I’ve only been to the President’s Rock Club thrice, and I can already say this venue has seen a lot of hilarious shit go down between patrons who are too drunk to care that they’re too crazy to be allowed outside. And Quincy is such a sketchy (read: down-to-earth) place that one could (and did) spark up a fat blunt in front of the door. I met with Rob Williams, (in)famous for his drum talents in foundational Weymouth fastcore crew Siege (83-85), who is almost entirely insane and will forever remain in my mind the guy who was swinging like an enraged welterweight during Fistula, but is still a good guy at heart. The fact that he introduces himself to this day as “the drummer of Siege” was strangely heartwarming to me.
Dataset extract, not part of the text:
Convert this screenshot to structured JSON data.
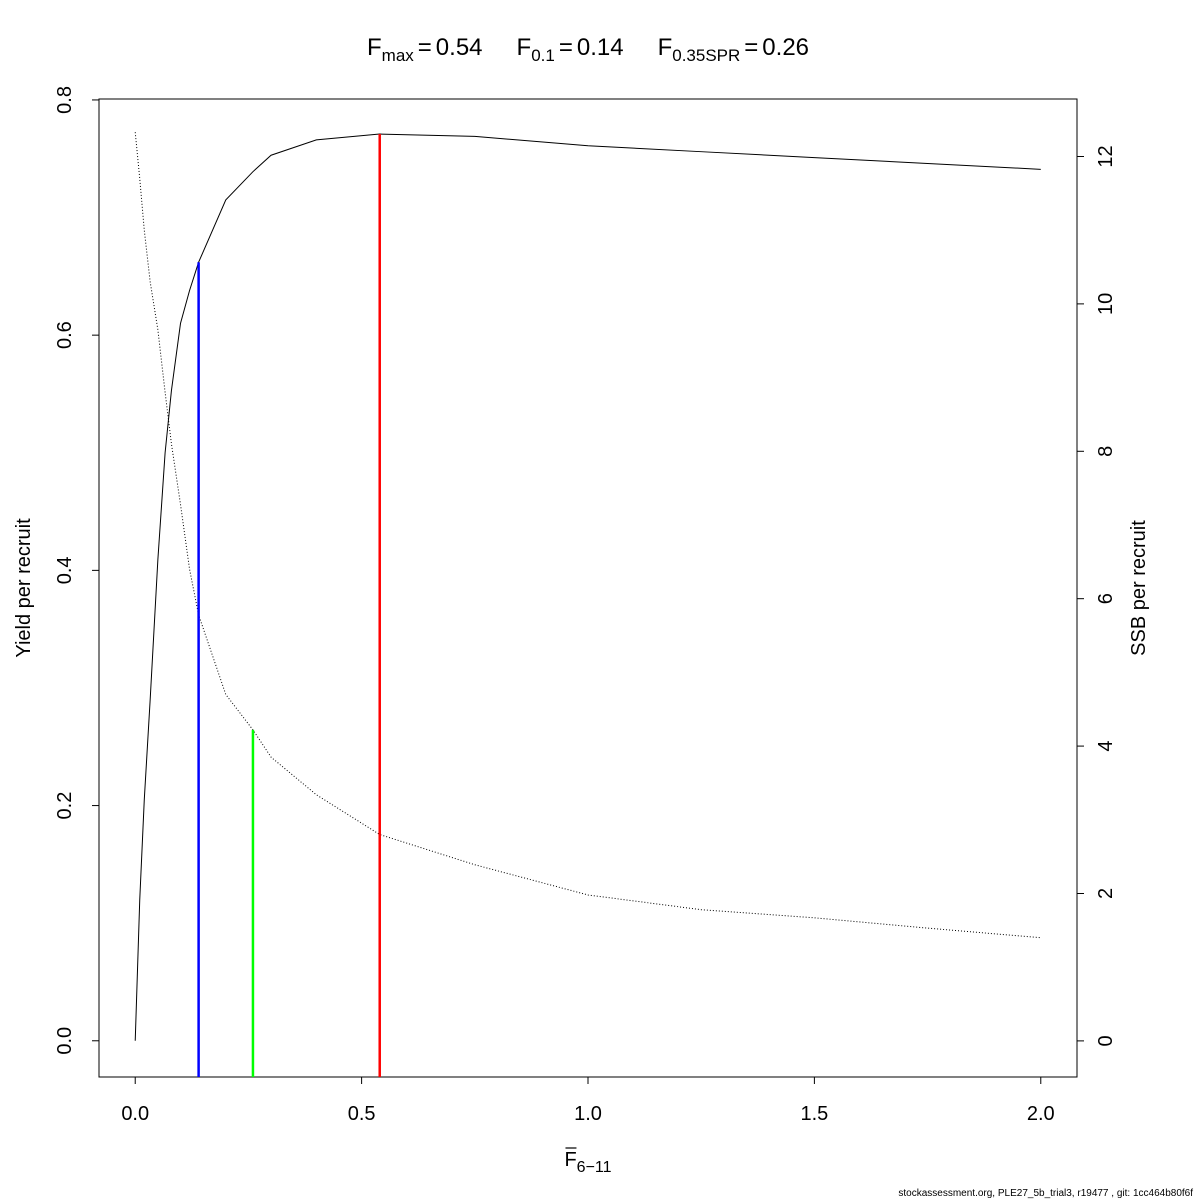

Now may be a great time to mention that aside from The Confrontation, there was no other band that I had heard anything from that I had enjoyed. Fistula were surprisingly okay, but since local sludge bands aren’t normally my bag (sorry, Grief), I just had to make do and bear, and also avoid being moshed upon. They were kind enough, however, to follow Buzzov*en‘s example and throw in some fast hardcore sections, so it was like a calming salve on a festering heroin needle wound. Drugs, haha. Their singer’s definitely on a few.
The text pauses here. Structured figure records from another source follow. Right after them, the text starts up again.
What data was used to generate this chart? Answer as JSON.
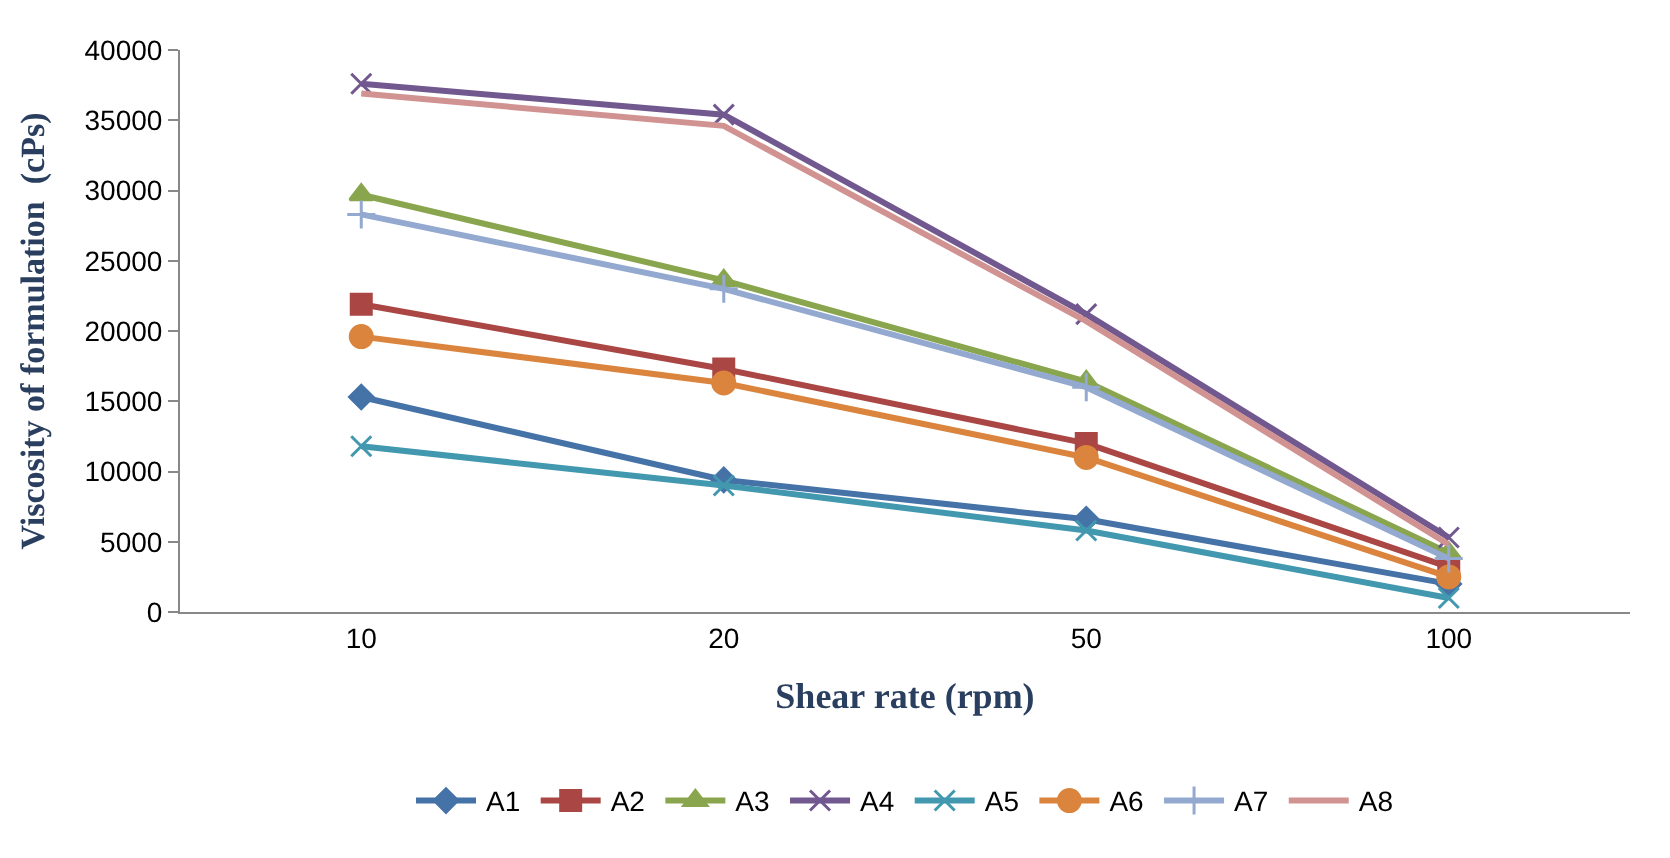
{
  "chart_data": {
    "type": "line",
    "xlabel": "Shear rate (rpm)",
    "ylabel": "Viscosity of formulation  (cPs)",
    "categories": [
      "10",
      "20",
      "50",
      "100"
    ],
    "ylim": [
      0,
      40000
    ],
    "yticks": [
      0,
      5000,
      10000,
      15000,
      20000,
      25000,
      30000,
      35000,
      40000
    ],
    "legend": "bottom",
    "series": [
      {
        "name": "A1",
        "color": "#4572a7",
        "marker": "diamond",
        "values": [
          15300,
          9400,
          6600,
          2000
        ]
      },
      {
        "name": "A2",
        "color": "#aa4643",
        "marker": "square",
        "values": [
          21900,
          17300,
          12000,
          3200
        ]
      },
      {
        "name": "A3",
        "color": "#89a54e",
        "marker": "triangle",
        "values": [
          29700,
          23600,
          16400,
          4200
        ]
      },
      {
        "name": "A4",
        "color": "#71588f",
        "marker": "cross",
        "values": [
          37600,
          35400,
          21200,
          5300
        ]
      },
      {
        "name": "A5",
        "color": "#4198af",
        "marker": "cross",
        "values": [
          11800,
          9000,
          5800,
          1000
        ]
      },
      {
        "name": "A6",
        "color": "#db843d",
        "marker": "circle",
        "values": [
          19600,
          16300,
          11000,
          2500
        ]
      },
      {
        "name": "A7",
        "color": "#93a9cf",
        "marker": "plus",
        "values": [
          28300,
          23000,
          16000,
          3800
        ]
      },
      {
        "name": "A8",
        "color": "#d19392",
        "marker": "none",
        "values": [
          36900,
          34600,
          20700,
          4800
        ]
      }
    ]
  }
}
So the main reason why I showed up was Eyehategod, and understandably, just about the entire audience was fucked up in some way shape or form. It was painfully apparent who wasn’t by a complex equation factoring in how close they were standing to the band and how bored they still managed to look even though they were knee deep in ignorance. Mike Williams‘ first words to the crowd were, and I quote: “I’m fuckin’ loaded”.
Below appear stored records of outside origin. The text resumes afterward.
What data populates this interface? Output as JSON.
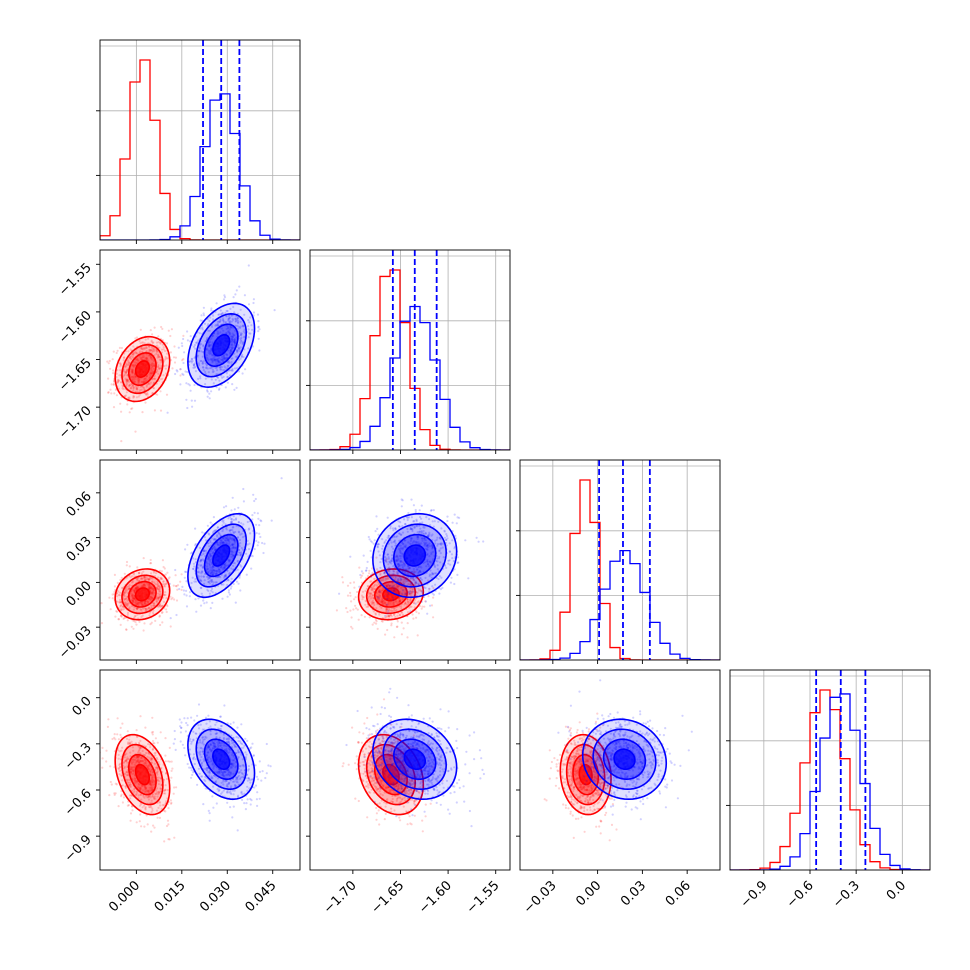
{
  "chart_data": {
    "type": "corner",
    "title": "",
    "parameters": [
      {
        "name": "",
        "range": [
          -0.012,
          0.054
        ],
        "ticks": [
          "0.000",
          "0.015",
          "0.030",
          "0.045"
        ],
        "tick_values": [
          0.0,
          0.015,
          0.03,
          0.045
        ]
      },
      {
        "name": "",
        "range": [
          -1.745,
          -1.535
        ],
        "ticks": [
          "−1.70",
          "−1.65",
          "−1.60",
          "−1.55"
        ],
        "tick_values": [
          -1.7,
          -1.65,
          -1.6,
          -1.55
        ]
      },
      {
        "name": "",
        "range": [
          -0.052,
          0.082
        ],
        "ticks": [
          "−0.03",
          "0.00",
          "0.03",
          "0.06"
        ],
        "tick_values": [
          -0.03,
          0.0,
          0.03,
          0.06
        ]
      },
      {
        "name": "",
        "range": [
          -1.12,
          0.18
        ],
        "ticks": [
          "−0.9",
          "−0.6",
          "−0.3",
          "0.0"
        ],
        "tick_values": [
          -0.9,
          -0.6,
          -0.3,
          0.0
        ]
      }
    ],
    "series": [
      {
        "color": "#ff0000",
        "means": [
          0.002,
          -1.66,
          -0.008,
          -0.5
        ],
        "sds": [
          0.0045,
          0.017,
          0.0085,
          0.13
        ],
        "correlations": {
          "0-1": 0.25,
          "0-2": 0.15,
          "0-3": -0.35,
          "1-2": 0.1,
          "1-3": -0.25,
          "2-3": -0.1
        }
      },
      {
        "color": "#0000ff",
        "means": [
          0.028,
          -1.635,
          0.018,
          -0.4
        ],
        "sds": [
          0.0055,
          0.022,
          0.014,
          0.13
        ],
        "correlations": {
          "0-1": 0.4,
          "0-2": 0.5,
          "0-3": -0.35,
          "1-2": 0.1,
          "1-3": -0.2,
          "2-3": -0.1
        }
      }
    ],
    "quantile_lines": {
      "color": "#0000ff",
      "style": "dashed",
      "values": [
        [
          0.022,
          0.028,
          0.034
        ],
        [
          -1.658,
          -1.635,
          -1.612
        ],
        [
          0.001,
          0.017,
          0.035
        ],
        [
          -0.56,
          -0.4,
          -0.24
        ]
      ]
    },
    "grid": true
  }
}
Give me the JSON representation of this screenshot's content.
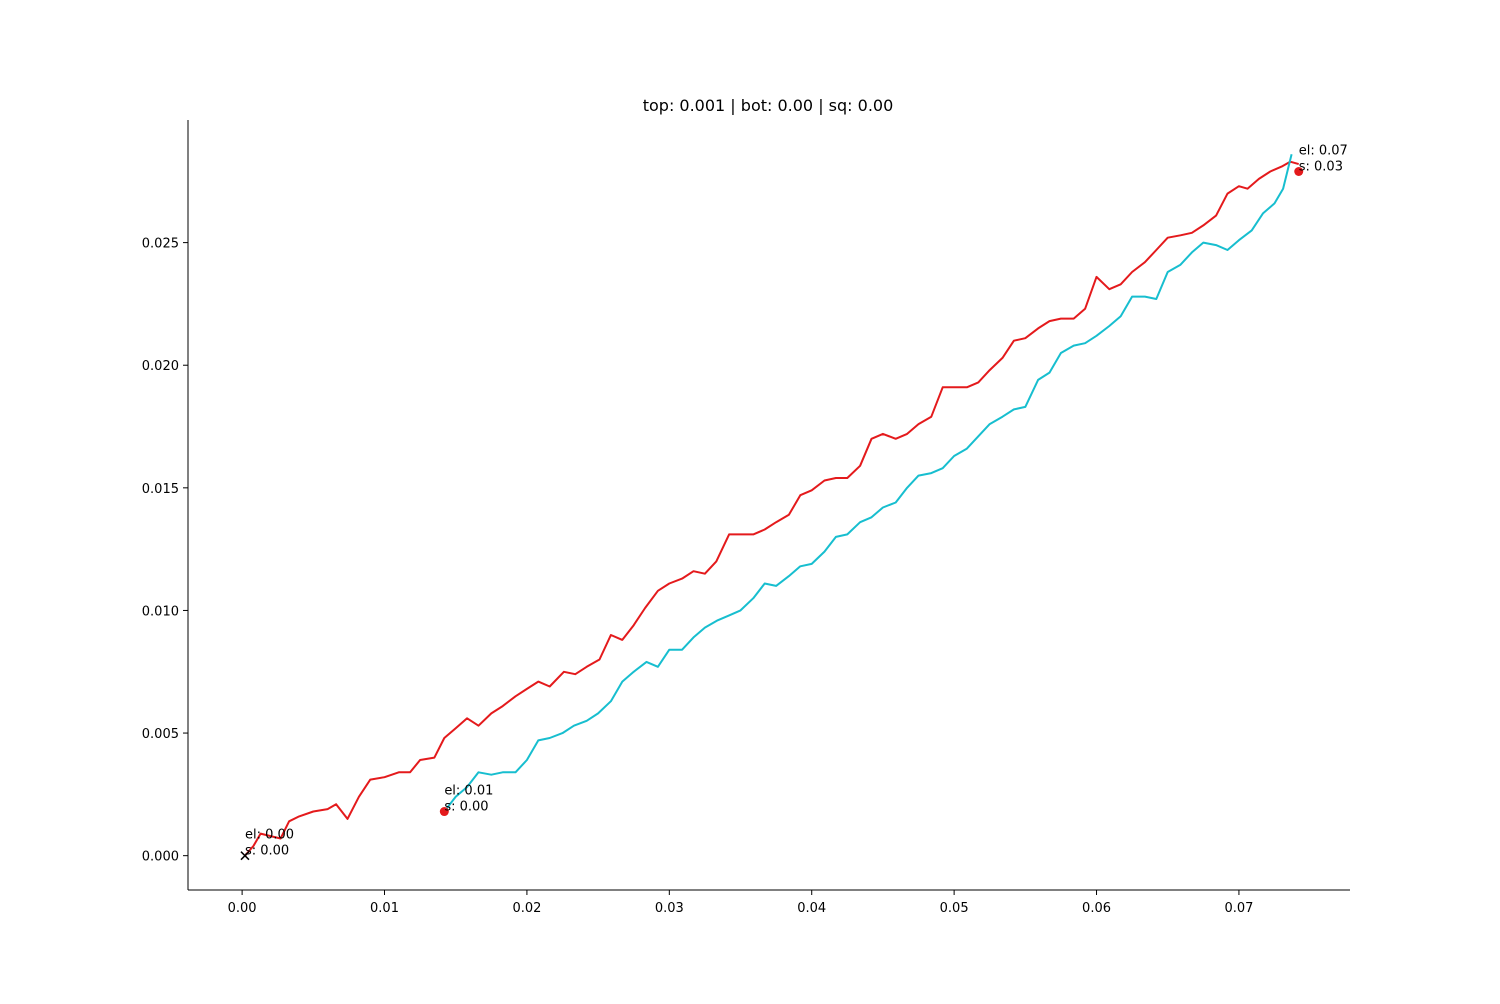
{
  "chart_data": {
    "type": "line",
    "title": "top: 0.001 | bot: 0.00 | sq: 0.00",
    "xlabel": "",
    "ylabel": "",
    "xlim": [
      -0.0038,
      0.0778
    ],
    "ylim": [
      -0.0014,
      0.03
    ],
    "grid": false,
    "x_ticks": [
      0.0,
      0.01,
      0.02,
      0.03,
      0.04,
      0.05,
      0.06,
      0.07
    ],
    "x_tick_labels": [
      "0.00",
      "0.01",
      "0.02",
      "0.03",
      "0.04",
      "0.05",
      "0.06",
      "0.07"
    ],
    "y_ticks": [
      0.0,
      0.005,
      0.01,
      0.015,
      0.02,
      0.025
    ],
    "y_tick_labels": [
      "0.000",
      "0.005",
      "0.010",
      "0.015",
      "0.020",
      "0.025"
    ],
    "series": [
      {
        "color": "#e41a1c",
        "points": [
          [
            0.0002,
            0.0
          ],
          [
            0.0008,
            0.0004
          ],
          [
            0.0013,
            0.0009
          ],
          [
            0.002,
            0.0008
          ],
          [
            0.0027,
            0.0007
          ],
          [
            0.0033,
            0.0014
          ],
          [
            0.004,
            0.0016
          ],
          [
            0.005,
            0.0018
          ],
          [
            0.006,
            0.0019
          ],
          [
            0.0066,
            0.0021
          ],
          [
            0.0074,
            0.0015
          ],
          [
            0.0082,
            0.0024
          ],
          [
            0.009,
            0.0031
          ],
          [
            0.01,
            0.0032
          ],
          [
            0.011,
            0.0034
          ],
          [
            0.0118,
            0.0034
          ],
          [
            0.0125,
            0.0039
          ],
          [
            0.0135,
            0.004
          ],
          [
            0.0142,
            0.0048
          ],
          [
            0.015,
            0.0052
          ],
          [
            0.0158,
            0.0056
          ],
          [
            0.0166,
            0.0053
          ],
          [
            0.0175,
            0.0058
          ],
          [
            0.0183,
            0.0061
          ],
          [
            0.0192,
            0.0065
          ],
          [
            0.02,
            0.0068
          ],
          [
            0.0208,
            0.0071
          ],
          [
            0.0216,
            0.0069
          ],
          [
            0.0226,
            0.0075
          ],
          [
            0.0234,
            0.0074
          ],
          [
            0.0242,
            0.0077
          ],
          [
            0.0251,
            0.008
          ],
          [
            0.0259,
            0.009
          ],
          [
            0.0267,
            0.0088
          ],
          [
            0.0275,
            0.0094
          ],
          [
            0.0283,
            0.0101
          ],
          [
            0.0292,
            0.0108
          ],
          [
            0.03,
            0.0111
          ],
          [
            0.0309,
            0.0113
          ],
          [
            0.0317,
            0.0116
          ],
          [
            0.0325,
            0.0115
          ],
          [
            0.0333,
            0.012
          ],
          [
            0.0342,
            0.0131
          ],
          [
            0.035,
            0.0131
          ],
          [
            0.0359,
            0.0131
          ],
          [
            0.0367,
            0.0133
          ],
          [
            0.0375,
            0.0136
          ],
          [
            0.0384,
            0.0139
          ],
          [
            0.0392,
            0.0147
          ],
          [
            0.04,
            0.0149
          ],
          [
            0.0409,
            0.0153
          ],
          [
            0.0417,
            0.0154
          ],
          [
            0.0425,
            0.0154
          ],
          [
            0.0434,
            0.0159
          ],
          [
            0.0442,
            0.017
          ],
          [
            0.045,
            0.0172
          ],
          [
            0.0459,
            0.017
          ],
          [
            0.0467,
            0.0172
          ],
          [
            0.0475,
            0.0176
          ],
          [
            0.0484,
            0.0179
          ],
          [
            0.0492,
            0.0191
          ],
          [
            0.05,
            0.0191
          ],
          [
            0.0509,
            0.0191
          ],
          [
            0.0517,
            0.0193
          ],
          [
            0.0525,
            0.0198
          ],
          [
            0.0534,
            0.0203
          ],
          [
            0.0542,
            0.021
          ],
          [
            0.055,
            0.0211
          ],
          [
            0.0559,
            0.0215
          ],
          [
            0.0567,
            0.0218
          ],
          [
            0.0575,
            0.0219
          ],
          [
            0.0584,
            0.0219
          ],
          [
            0.0592,
            0.0223
          ],
          [
            0.06,
            0.0236
          ],
          [
            0.0609,
            0.0231
          ],
          [
            0.0617,
            0.0233
          ],
          [
            0.0625,
            0.0238
          ],
          [
            0.0634,
            0.0242
          ],
          [
            0.0642,
            0.0247
          ],
          [
            0.065,
            0.0252
          ],
          [
            0.0659,
            0.0253
          ],
          [
            0.0667,
            0.0254
          ],
          [
            0.0675,
            0.0257
          ],
          [
            0.0684,
            0.0261
          ],
          [
            0.0692,
            0.027
          ],
          [
            0.07,
            0.0273
          ],
          [
            0.0706,
            0.0272
          ],
          [
            0.0714,
            0.0276
          ],
          [
            0.0722,
            0.0279
          ],
          [
            0.073,
            0.0281
          ],
          [
            0.0736,
            0.0283
          ],
          [
            0.0742,
            0.0282
          ]
        ]
      },
      {
        "color": "#17becf",
        "points": [
          [
            0.0142,
            0.0018
          ],
          [
            0.015,
            0.0024
          ],
          [
            0.0158,
            0.0028
          ],
          [
            0.0166,
            0.0034
          ],
          [
            0.0175,
            0.0033
          ],
          [
            0.0183,
            0.0034
          ],
          [
            0.0192,
            0.0034
          ],
          [
            0.02,
            0.0039
          ],
          [
            0.0208,
            0.0047
          ],
          [
            0.0216,
            0.0048
          ],
          [
            0.0225,
            0.005
          ],
          [
            0.0233,
            0.0053
          ],
          [
            0.0242,
            0.0055
          ],
          [
            0.025,
            0.0058
          ],
          [
            0.0259,
            0.0063
          ],
          [
            0.0267,
            0.0071
          ],
          [
            0.0275,
            0.0075
          ],
          [
            0.0284,
            0.0079
          ],
          [
            0.0292,
            0.0077
          ],
          [
            0.03,
            0.0084
          ],
          [
            0.0309,
            0.0084
          ],
          [
            0.0317,
            0.0089
          ],
          [
            0.0325,
            0.0093
          ],
          [
            0.0334,
            0.0096
          ],
          [
            0.0342,
            0.0098
          ],
          [
            0.035,
            0.01
          ],
          [
            0.0359,
            0.0105
          ],
          [
            0.0367,
            0.0111
          ],
          [
            0.0375,
            0.011
          ],
          [
            0.0384,
            0.0114
          ],
          [
            0.0392,
            0.0118
          ],
          [
            0.04,
            0.0119
          ],
          [
            0.0409,
            0.0124
          ],
          [
            0.0417,
            0.013
          ],
          [
            0.0425,
            0.0131
          ],
          [
            0.0434,
            0.0136
          ],
          [
            0.0442,
            0.0138
          ],
          [
            0.045,
            0.0142
          ],
          [
            0.0459,
            0.0144
          ],
          [
            0.0467,
            0.015
          ],
          [
            0.0475,
            0.0155
          ],
          [
            0.0484,
            0.0156
          ],
          [
            0.0492,
            0.0158
          ],
          [
            0.05,
            0.0163
          ],
          [
            0.0509,
            0.0166
          ],
          [
            0.0517,
            0.0171
          ],
          [
            0.0525,
            0.0176
          ],
          [
            0.0534,
            0.0179
          ],
          [
            0.0542,
            0.0182
          ],
          [
            0.055,
            0.0183
          ],
          [
            0.0559,
            0.0194
          ],
          [
            0.0567,
            0.0197
          ],
          [
            0.0575,
            0.0205
          ],
          [
            0.0584,
            0.0208
          ],
          [
            0.0592,
            0.0209
          ],
          [
            0.06,
            0.0212
          ],
          [
            0.0609,
            0.0216
          ],
          [
            0.0617,
            0.022
          ],
          [
            0.0625,
            0.0228
          ],
          [
            0.0634,
            0.0228
          ],
          [
            0.0642,
            0.0227
          ],
          [
            0.065,
            0.0238
          ],
          [
            0.0659,
            0.0241
          ],
          [
            0.0667,
            0.0246
          ],
          [
            0.0675,
            0.025
          ],
          [
            0.0684,
            0.0249
          ],
          [
            0.0692,
            0.0247
          ],
          [
            0.07,
            0.0251
          ],
          [
            0.0709,
            0.0255
          ],
          [
            0.0717,
            0.0262
          ],
          [
            0.0725,
            0.0266
          ],
          [
            0.0731,
            0.0272
          ],
          [
            0.0737,
            0.0286
          ]
        ]
      }
    ],
    "markers": [
      {
        "x": 0.0002,
        "y": 0.0,
        "symbol": "x",
        "color": "#000000"
      },
      {
        "x": 0.0142,
        "y": 0.0018,
        "symbol": "dot",
        "color": "#e41a1c"
      },
      {
        "x": 0.0742,
        "y": 0.0279,
        "symbol": "dot",
        "color": "#e41a1c"
      }
    ],
    "annotations": [
      {
        "x": 0.0002,
        "y": 0.0,
        "line1": "el: 0.00",
        "line2": "s: 0.00"
      },
      {
        "x": 0.0142,
        "y": 0.0018,
        "line1": "el: 0.01",
        "line2": "s: 0.00"
      },
      {
        "x": 0.0742,
        "y": 0.0279,
        "line1": "el: 0.07",
        "line2": "s: 0.03"
      }
    ]
  }
}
A.A. isn’t for everyone, see. So after making it plain that he hated the fact that there was “football on the thing” (a crowd member said Eyehatesports, ha), the band revved up the trademark ear-piercing feedback that whines miserably with the genre, and instantly a pit formed. Several minutes of this passed, and though pictures fail to capture how Mike Williams truly appeared before the crowd, it was highly evocative of the image of a voodoo swamp priest on the outskirts of their hometown of NOLA, mixing up a foul concoction of critters and apothecarial evils, awash in his own filth and spilled vodka, preparing for a ritual of bloodletting, sexual deviancy, and foul language. Joey LaCaze (R.I.C.) should have been here to witness this spectacle of brutality and scoffed in the face of sobriety with a building full of people who reconstituted liquor for blood. I mean, that was probably just an average day of being in the band, but still, it’s nice to do it with strangers too.
Oh, how beautiful the words ‘White Nigger’ sounded on Williams’ foul tongue, and how frighteningly evil the guitars crunched and trudged through murky breakdowns and soggy blues-made-metal riffs, as the bass intros for ‘Shop Lift’, the ‘Sister Fucker’ duology, ‘Dixie Whiskey’, and a lot of other steaming, similarly fetid and feral creations for people who hate music with an ear for music sometimes. If the Melvins were Satanic instead of silly, this would be them. All that separates us from becoming animals is a thin veil of strong, cheap alcohol, recreational drugs, boredom, and ‘Six Pack’ by Black Flag.
Josh from Anal Cunt, however, has no such boundaries to keep himself from punching people in the head on slight provocation by a fellow degenerate (this being Mike IX himself), and I was (un)lucky enough to see this. From the creeping slums of Revere to the sickened wastes of Quincy, hang yourself. Eyehategod doesn’t care about your birthday.